Man soll sich in die Arbeit werfen, wenn es nicht läuft

Die Balkontür öffnet sich, und heraus tritt ein junger Mann, der sich eine Zigarette anzündet. Mit glühendem Blick. Er macht das im Dunkeln. Er raucht, sieht vor sich hin, hält sich die Jacke zusammen, dann drückt er die Zigarette aus und kehrt in sein Zimmer zurück.

Es ist ein komischer Sommer. Es regnet zu oft. Ich höre alte Musik im Wohnzimmer. Ich feile an einem Text, dessen Bezüge mir fehlen. Es liegt keine Erwartung in der Luft, zumindest nicht in dieser Stadt. Unablässig pfeifen Spatzen irgendwo hinter den nassen Blättern vor meinen Fenstern. Ich lege die nächste Platte auf.

Zweimal fliegt im Bad die Sicherung raus. Ich denke über die Spinnerten nach, über die Spinnereien der anderen. Über die Freundinnen, die Urlaub auf einem Bauernhof machen irgendwo in der Sächsischen Schweiz oder gleich in Nepal, weil sie nicht von den Pferden lassen können. Die nicht an die Schulmedizin glauben, sondern lieber vom Buddhismus faseln und von den Selbstheilungskräften der Natur. Die katholischen Mädchen, die etwas suchen, was sie in der Jugend verloren haben; die verspätete Widerstände gegen ihre Väter ausleben. Die mit dem intakten Elternhaus, die Bayernfans sind und keine Romane lesen, weil sie sich nicht für Literatur interessieren, und ich habe keine Ahnung, woher diese Abwehr kommt.

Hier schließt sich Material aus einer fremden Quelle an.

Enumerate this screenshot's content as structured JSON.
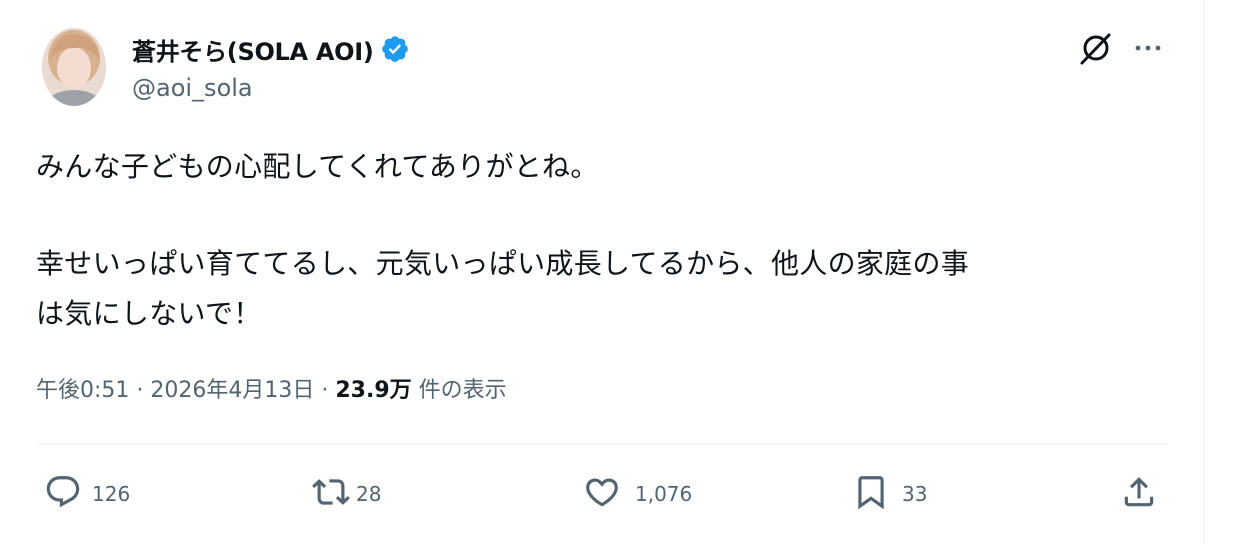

Die Nachbarn oben rauchen aus dem offenen Wohnzimmerfenster. Sommernächte, in denen man raucht. In denen man rauchen muss wegen der Gefühle, die man hat. Die Sommernachtintensitäten, die man rauchend genießen muss. In denen man raucht, weil man Angst vor den Gefühlen hat und Angst, dass sie vergehen könnten.

Man soll sich in die Arbeit werfen, wenn es draußen im Sozialen nicht so läuft, das ist kein buddhistischer, sondern eher so ein pragmatischer Ansatz.